Monday, December 23

Is there a risk that you will die prematurely? Retina of the eye would reveal if your life is at risk

A fast, non-invasive scan of the retina, the light-sensitive nerve tissue layers at the back of the eye, could one day help doctors to identify people who are aging faster and who are at higher risk of premature mortality, according to research published online in the British Journal of Ophthalmology.

Biological age vs. chronological age

The study, the first of its kind, according to the researchers, could be used as a detection tool “of age in the retina” and thus determine the true age biology of our body, which may or may not reflect our chronological age; the fact that two people have the same number of years does not mean that they physically deteriorate at the same rate.

Now a deep learning model has been taught, a form of learning automatic and artificial intelligence (AI), to predict the years of a person’s life simply by looking at their retina.

According to the results of the study, the algorithm was able to predict the retinal age and the real age of almost 47,000 adults among the 40 and the 54 years, all of them belonging to the UK Biobank, with an overall accuracy of 3.5 years.

“People who age fast”

A little over a decade after these retinas were scanned, 1,871 (5%) individuals had died –321 (17%) of cardiovascular diseases ascular; one,018 (54,5%) of cancer; and 532 (28,5% ) of other causes, including dementia–, and those with older-looking retinas, “fast-aging people,” were more likely to belong to this group.

For example, if the algorithm predicted that a person’s retina was one year older than their actual age, their risk of dying from any cause in the following 000 years increased by 2%. At the same time, the risk of death from a cause other than cardiovascular disease or cancer increased 3%.

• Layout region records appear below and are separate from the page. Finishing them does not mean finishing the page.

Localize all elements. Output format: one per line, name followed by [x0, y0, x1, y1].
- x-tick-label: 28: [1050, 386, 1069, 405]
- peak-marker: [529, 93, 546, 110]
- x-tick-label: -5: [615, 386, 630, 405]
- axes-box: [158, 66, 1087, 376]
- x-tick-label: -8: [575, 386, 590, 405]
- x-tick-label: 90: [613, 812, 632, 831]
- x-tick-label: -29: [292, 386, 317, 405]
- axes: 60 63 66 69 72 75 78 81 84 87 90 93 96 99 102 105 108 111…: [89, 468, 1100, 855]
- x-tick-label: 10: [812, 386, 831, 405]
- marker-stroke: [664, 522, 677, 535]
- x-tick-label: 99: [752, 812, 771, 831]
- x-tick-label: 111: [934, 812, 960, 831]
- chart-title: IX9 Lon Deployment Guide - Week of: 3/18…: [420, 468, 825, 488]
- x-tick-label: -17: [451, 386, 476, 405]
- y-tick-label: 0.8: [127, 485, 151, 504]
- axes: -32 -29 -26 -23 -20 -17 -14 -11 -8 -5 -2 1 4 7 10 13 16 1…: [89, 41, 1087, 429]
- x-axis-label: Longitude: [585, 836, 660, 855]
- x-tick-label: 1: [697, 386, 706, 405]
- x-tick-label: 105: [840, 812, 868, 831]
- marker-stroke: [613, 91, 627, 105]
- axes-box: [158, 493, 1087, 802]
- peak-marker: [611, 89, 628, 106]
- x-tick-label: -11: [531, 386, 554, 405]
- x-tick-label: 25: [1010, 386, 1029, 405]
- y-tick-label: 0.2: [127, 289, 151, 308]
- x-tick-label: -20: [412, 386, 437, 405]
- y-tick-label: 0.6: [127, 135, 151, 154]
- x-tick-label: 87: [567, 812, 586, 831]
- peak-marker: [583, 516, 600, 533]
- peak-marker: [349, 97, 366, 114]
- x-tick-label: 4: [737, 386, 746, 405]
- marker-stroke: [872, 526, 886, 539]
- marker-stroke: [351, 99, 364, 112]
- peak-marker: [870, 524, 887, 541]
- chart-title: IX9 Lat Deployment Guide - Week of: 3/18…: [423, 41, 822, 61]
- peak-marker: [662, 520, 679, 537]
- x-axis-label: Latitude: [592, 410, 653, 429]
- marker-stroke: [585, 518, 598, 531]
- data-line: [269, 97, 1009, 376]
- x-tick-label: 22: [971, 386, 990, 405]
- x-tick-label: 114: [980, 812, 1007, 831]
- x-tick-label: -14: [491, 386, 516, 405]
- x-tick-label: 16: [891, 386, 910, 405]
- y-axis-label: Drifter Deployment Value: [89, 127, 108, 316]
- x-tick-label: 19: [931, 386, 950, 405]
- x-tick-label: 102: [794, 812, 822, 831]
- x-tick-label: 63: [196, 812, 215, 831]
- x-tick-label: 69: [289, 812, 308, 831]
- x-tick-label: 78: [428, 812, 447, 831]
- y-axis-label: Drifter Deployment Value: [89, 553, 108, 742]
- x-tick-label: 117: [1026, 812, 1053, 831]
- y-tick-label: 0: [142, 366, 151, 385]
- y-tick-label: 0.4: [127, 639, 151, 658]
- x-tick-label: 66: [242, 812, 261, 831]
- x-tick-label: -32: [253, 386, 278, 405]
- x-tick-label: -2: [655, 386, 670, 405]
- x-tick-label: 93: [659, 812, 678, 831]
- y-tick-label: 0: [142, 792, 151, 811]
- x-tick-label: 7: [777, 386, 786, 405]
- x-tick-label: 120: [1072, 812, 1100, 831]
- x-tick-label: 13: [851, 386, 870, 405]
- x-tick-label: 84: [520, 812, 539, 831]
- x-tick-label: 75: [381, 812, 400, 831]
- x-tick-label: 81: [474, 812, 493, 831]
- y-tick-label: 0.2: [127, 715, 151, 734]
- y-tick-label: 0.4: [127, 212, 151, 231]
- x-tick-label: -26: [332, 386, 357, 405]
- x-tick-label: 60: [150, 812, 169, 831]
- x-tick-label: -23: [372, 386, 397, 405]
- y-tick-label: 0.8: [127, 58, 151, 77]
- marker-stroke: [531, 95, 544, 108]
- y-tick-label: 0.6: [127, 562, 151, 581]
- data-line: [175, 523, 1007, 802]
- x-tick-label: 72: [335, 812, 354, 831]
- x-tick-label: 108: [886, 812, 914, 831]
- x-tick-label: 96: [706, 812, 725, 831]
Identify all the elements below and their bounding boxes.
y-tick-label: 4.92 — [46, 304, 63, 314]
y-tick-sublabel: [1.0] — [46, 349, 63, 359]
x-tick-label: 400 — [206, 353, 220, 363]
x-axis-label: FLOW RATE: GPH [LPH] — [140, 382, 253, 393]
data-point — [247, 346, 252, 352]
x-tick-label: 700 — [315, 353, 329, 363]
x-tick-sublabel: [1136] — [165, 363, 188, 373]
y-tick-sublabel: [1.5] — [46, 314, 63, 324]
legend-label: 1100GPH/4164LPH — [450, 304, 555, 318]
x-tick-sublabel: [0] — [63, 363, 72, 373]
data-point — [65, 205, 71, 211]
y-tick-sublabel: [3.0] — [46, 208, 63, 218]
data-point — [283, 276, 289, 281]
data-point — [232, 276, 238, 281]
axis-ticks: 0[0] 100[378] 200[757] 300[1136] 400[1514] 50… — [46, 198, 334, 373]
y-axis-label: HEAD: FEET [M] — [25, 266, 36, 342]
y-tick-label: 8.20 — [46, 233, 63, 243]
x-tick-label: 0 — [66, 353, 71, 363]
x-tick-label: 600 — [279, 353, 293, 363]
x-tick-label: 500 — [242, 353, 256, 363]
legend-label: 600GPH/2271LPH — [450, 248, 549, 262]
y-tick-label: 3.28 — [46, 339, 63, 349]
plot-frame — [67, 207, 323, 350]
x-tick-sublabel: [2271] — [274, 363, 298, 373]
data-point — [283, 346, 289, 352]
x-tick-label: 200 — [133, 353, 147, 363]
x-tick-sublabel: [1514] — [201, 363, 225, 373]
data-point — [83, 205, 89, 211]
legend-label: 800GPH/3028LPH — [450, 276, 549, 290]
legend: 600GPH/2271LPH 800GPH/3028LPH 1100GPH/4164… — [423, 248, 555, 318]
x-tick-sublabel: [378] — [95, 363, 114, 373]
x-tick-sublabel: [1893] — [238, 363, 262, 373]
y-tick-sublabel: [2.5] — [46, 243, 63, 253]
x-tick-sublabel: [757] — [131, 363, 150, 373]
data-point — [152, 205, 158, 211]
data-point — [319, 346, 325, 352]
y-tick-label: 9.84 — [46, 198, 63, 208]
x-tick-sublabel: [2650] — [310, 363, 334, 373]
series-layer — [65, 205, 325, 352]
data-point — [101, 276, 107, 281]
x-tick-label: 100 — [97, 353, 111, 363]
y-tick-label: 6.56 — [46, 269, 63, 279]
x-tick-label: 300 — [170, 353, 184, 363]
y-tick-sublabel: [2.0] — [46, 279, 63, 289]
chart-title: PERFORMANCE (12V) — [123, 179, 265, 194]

Unique “window” of underlying pathological processes

“The retina offers a ‘ accessible ‘window’ to assess the underlying pathological processes of systemic vascular and neurological diseases that are associated with increased mortality risk,” wrote study author Mingguang He, professor of ophthalmic epidemiology at the University of Melbourne and the University of Melbourne. Australian Eye Research Centre.

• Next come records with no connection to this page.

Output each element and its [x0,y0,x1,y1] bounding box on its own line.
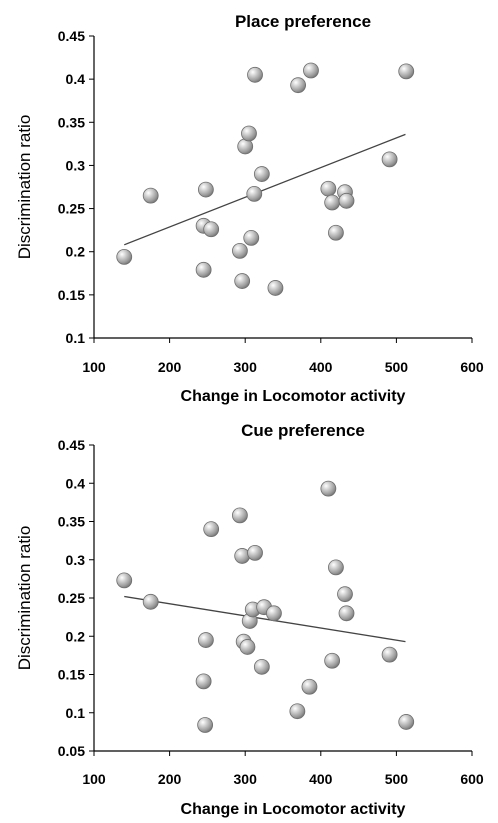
place-data-point [195,261,212,278]
cue-data-point [197,717,214,733]
cue-data-point [337,586,353,603]
place-data-point [246,186,263,202]
cue-y-tick-label: 0.35 [58,514,85,530]
place-y-tick-label: 0.3 [66,157,86,173]
cue-y-tick-label: 0.3 [66,552,86,568]
cue-x-tick-label: 200 [158,771,182,787]
cue-x-axis-label: Change in Locomotor activity [181,801,406,818]
place-preference-chart: Place preference 0.1 0.15 0.2 0.25 0.3 0.35 0.4… [15,12,484,405]
place-data-point [303,62,319,79]
cue-y-tick-label: 0.1 [66,705,86,721]
cue-trendline [124,595,406,643]
cue-data-point [197,632,214,648]
cue-y-tick-label: 0.15 [58,667,85,683]
cue-data-point [234,548,251,564]
place-data-point [203,221,220,238]
place-y-tick-label: 0.15 [58,287,85,303]
cue-y-tick-label: 0.45 [58,437,85,453]
place-data-point [381,151,398,168]
place-x-tick-label: 100 [82,359,106,375]
place-data-point [232,242,248,259]
cue-data-point [253,658,270,675]
cue-y-axis-label: Discrimination ratio [15,526,34,671]
cue-x-tick-label: 600 [460,771,484,787]
cue-data-point [266,605,282,622]
cue-x-tick-label: 100 [82,771,106,787]
place-y-tick-label: 0.1 [66,330,86,346]
cue-y-tick-label: 0.2 [66,628,86,644]
cue-data-point [142,593,159,610]
place-data-point [328,224,344,241]
place-x-tick-label: 500 [385,359,409,375]
place-y-tick-label: 0.2 [66,244,86,260]
place-y-tick-label: 0.4 [66,71,86,87]
cue-data-point [195,673,212,690]
cue-data-point [328,559,344,576]
cue-data-point [247,544,263,561]
cue-x-tick-label: 500 [385,771,409,787]
place-data-point [247,66,263,83]
place-data-point [398,63,415,80]
place-data-point [253,166,270,182]
place-x-axis-label: Change in Locomotor activity [181,388,406,405]
place-x-tick-label: 300 [234,359,258,375]
cue-data-point [289,703,306,720]
place-data-point [320,180,337,197]
place-x-tick-label: 400 [309,359,333,375]
place-data-point [234,273,251,289]
cue-data-point [232,507,248,524]
place-x-tick-label: 200 [158,359,182,375]
place-data-point [142,187,159,204]
cue-data-point [116,572,133,589]
place-y-tick-label: 0.35 [58,114,85,130]
place-data-point [338,192,355,209]
place-data-point [290,77,307,94]
place-data-point [243,230,260,246]
place-data-point [267,280,284,296]
place-y-tick-label: 0.25 [58,201,85,217]
cue-data-point [320,480,337,497]
cue-data-point [324,652,341,669]
cue-x-tick-label: 400 [309,771,333,787]
place-data-point [324,194,341,211]
cue-data-point [338,605,355,622]
place-chart-title: Place preference [235,12,371,31]
place-y-axis-label: Discrimination ratio [15,115,34,260]
place-y-tick-label: 0.45 [58,28,85,44]
cue-y-tick-label: 0.05 [58,743,85,759]
cue-data-point [203,521,220,538]
cue-data-point [239,639,256,655]
cue-chart-title: Cue preference [241,421,365,440]
cue-data-point [398,714,415,730]
cue-y-tick-label: 0.25 [58,590,85,606]
cue-preference-chart: Cue preference 0.05 0.1 0.15 0.2 0.25 0.3 0.35 0… [15,421,484,818]
cue-data-point [381,646,398,663]
cue-x-tick-label: 300 [234,771,258,787]
place-data-point [116,248,133,265]
place-trendline [124,133,406,246]
cue-data-point [301,678,318,695]
cue-y-tick-label: 0.4 [66,475,86,491]
place-data-point [241,125,257,142]
place-x-tick-label: 600 [460,359,484,375]
place-data-point [197,181,214,198]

Despite promising correlations, the results are purely observational, meaning that it is not yet known what the that drives this relationship at the biological level.

Increasing scientific evidence

However, the results support growing evidence that the retina is highly sensitive to damage from aging. Previous studies have suggested that retinal images contain information on cardiovascular risk factors, chronic kidney diseases and systemic biomarkers, among others.

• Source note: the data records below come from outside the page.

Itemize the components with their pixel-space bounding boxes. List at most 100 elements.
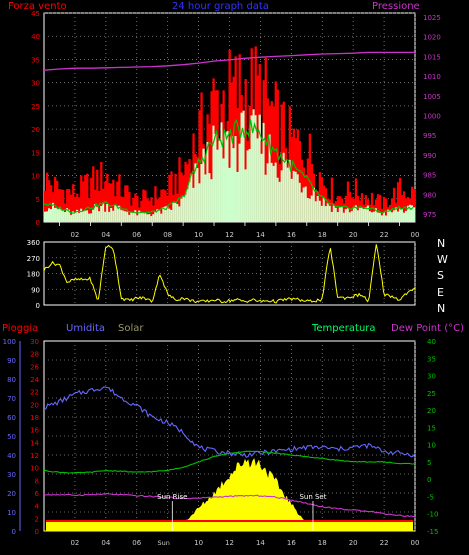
- rain-y-tick-label: 10: [30, 465, 39, 473]
- wind-speed-bar: [60, 209, 63, 222]
- pressure-y-tick-label: 1020: [423, 34, 441, 42]
- wind-gust-bar: [192, 133, 195, 222]
- wind-speed-bar: [312, 187, 316, 222]
- wind-speed-bar: [308, 198, 312, 222]
- wind-gust-bar: [404, 198, 408, 222]
- wind-pressure-panel: Forza vento 24 hour graph data Pressione…: [8, 1, 441, 239]
- wind-speed-bar: [66, 208, 69, 222]
- wind-gust-bar: [74, 196, 77, 222]
- climate-x-tick-label: 16: [287, 539, 296, 547]
- wind-speed-bar: [306, 197, 310, 222]
- wind-gust-bar: [148, 200, 151, 222]
- wind-x-tick-label: 18: [318, 231, 327, 239]
- direction-line: [43, 244, 416, 304]
- temperature-y-tick-label: 40: [427, 338, 436, 346]
- pressure-y-tick-label: 980: [423, 191, 436, 199]
- wind-speed-bar: [412, 207, 416, 222]
- wind-gust-bar: [174, 173, 177, 222]
- wind-y-tick-label: 45: [31, 10, 40, 18]
- wind-speed-bar: [336, 212, 340, 222]
- sun-markers: Sun Rise Sun Set: [157, 493, 327, 531]
- humidity-line: [43, 386, 416, 458]
- humidity-y-ticks: 0 10 20 30 40 50 60 70 80 90 100: [3, 338, 21, 536]
- direction-y-ticks: 0 90 180 270 360: [27, 239, 40, 310]
- climate-panel: Pioggia Umidita Solar Temperatura Dew Po…: [2, 323, 464, 547]
- wind-speed-bar: [364, 207, 368, 222]
- wind-speed-bar: [98, 211, 101, 222]
- wind-speed-bar: [140, 212, 143, 222]
- wind-speed-bar: [96, 206, 99, 222]
- wind-gust-bar: [116, 181, 119, 222]
- temperature-y-tick-label: 10: [427, 442, 436, 450]
- wind-gust-bar: [280, 104, 283, 222]
- chart-title: 24 hour graph data: [172, 1, 269, 12]
- sun-set-label: Sun Set: [299, 493, 326, 501]
- wind-speed-bar: [338, 207, 342, 222]
- wind-gust-bar: [106, 174, 109, 222]
- wind-speed-bar: [236, 171, 239, 222]
- wind-speed-bar: [166, 205, 169, 222]
- humidity-y-tick-label: 40: [7, 452, 16, 460]
- humidity-y-tick-label: 10: [7, 509, 16, 517]
- sun-tick-label: Sun: [157, 539, 169, 547]
- wind-gust-bar: [124, 185, 127, 222]
- rain-y-tick-label: 30: [30, 338, 39, 346]
- rain-baseline-band: [46, 522, 413, 531]
- wind-speed-bar: [332, 205, 336, 222]
- wind-speed-bar: [130, 212, 133, 222]
- wind-speed-bar: [320, 205, 324, 222]
- wind-gust-bar: [200, 92, 203, 222]
- wind-gust-bar: [398, 177, 402, 222]
- humidity-y-tick-label: 100: [3, 338, 16, 346]
- temperature-y-tick-label: -15: [427, 528, 438, 536]
- wind-speed-bar: [210, 179, 213, 222]
- wind-speed-bar: [240, 112, 243, 222]
- wind-speed-bar: [322, 197, 326, 222]
- humidity-y-tick-label: 50: [7, 433, 16, 441]
- wind-speed-bar: [78, 212, 81, 222]
- wind-gust-bar: [58, 189, 61, 222]
- wind-speed-bar: [128, 214, 131, 222]
- wind-gust-bar: [60, 189, 63, 222]
- wind-speed-bar: [352, 206, 356, 222]
- temperature-y-tick-label: 20: [427, 407, 436, 415]
- temperature-y-tick-label: -5: [427, 493, 434, 501]
- wind-gust-bar: [160, 189, 163, 222]
- wind-gust-bar: [92, 166, 95, 222]
- wind-speed-bar: [286, 167, 289, 222]
- wind-gust-bar: [152, 205, 155, 222]
- wind-speed-bar: [404, 210, 408, 222]
- wind-speed-bar: [198, 183, 201, 222]
- wind-speed-bar: [218, 140, 221, 222]
- wind-gust-bar: [330, 177, 334, 222]
- wind-speed-bar: [138, 210, 141, 222]
- wind-speed-bar: [248, 148, 251, 222]
- wind-gust-bar: [390, 198, 394, 222]
- wind-speed-bar: [216, 149, 219, 222]
- wind-speed-bar: [110, 207, 113, 222]
- wind-speed-bar: [170, 209, 173, 222]
- wind-gust-bar: [100, 161, 103, 222]
- rain-y-tick-label: 12: [30, 452, 39, 460]
- wind-speed-bar: [274, 162, 277, 222]
- wind-gust-bar: [384, 198, 388, 222]
- pressure-series: [43, 51, 415, 71]
- wind-speed-bar: [92, 209, 95, 222]
- rain-y-tick-label: 6: [35, 490, 40, 498]
- wind-speed-bar: [114, 205, 117, 222]
- wind-speed-bar: [214, 134, 217, 222]
- wind-gust-bar: [108, 183, 111, 222]
- wind-speed-bar: [350, 210, 354, 222]
- temperature-y-tick-label: 5: [427, 459, 431, 467]
- wind-gust-bar: [48, 180, 51, 222]
- wind-speed-bar: [192, 187, 195, 222]
- temperature-y-tick-label: 30: [427, 373, 436, 381]
- climate-x-tick-label: 14: [256, 539, 265, 547]
- wind-gust-bar: [210, 91, 213, 222]
- wind-speed-bar: [46, 211, 49, 222]
- wind-speed-bar: [262, 122, 265, 222]
- wind-speed-bar: [220, 122, 223, 222]
- wind-speed-bar: [250, 115, 253, 222]
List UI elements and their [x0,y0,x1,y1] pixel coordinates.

“Our novel findings have determined that the difference Retinal age is an independent predictor of increased mortality risk, especially non-medical mortality. / non-cancerous. These results suggest that retinal age may be a clinically significant biomarker of aging,” they said.

Other existing predictors of biological age are not as precise –in addition to being expensive, time-consuming and invasive– as the age difference of the retina seems to be, according to Science Alert. These include neuroimaging, the DNA methylation clock, and the transcriptome aging clock.

Thus, the new findings, combined with previous research , add weight to “the hypothesis that the retina plays an important role in the aging process and is sensitive to the accumulated damage of aging that increases the risk of mortality”, explain the authors of the study.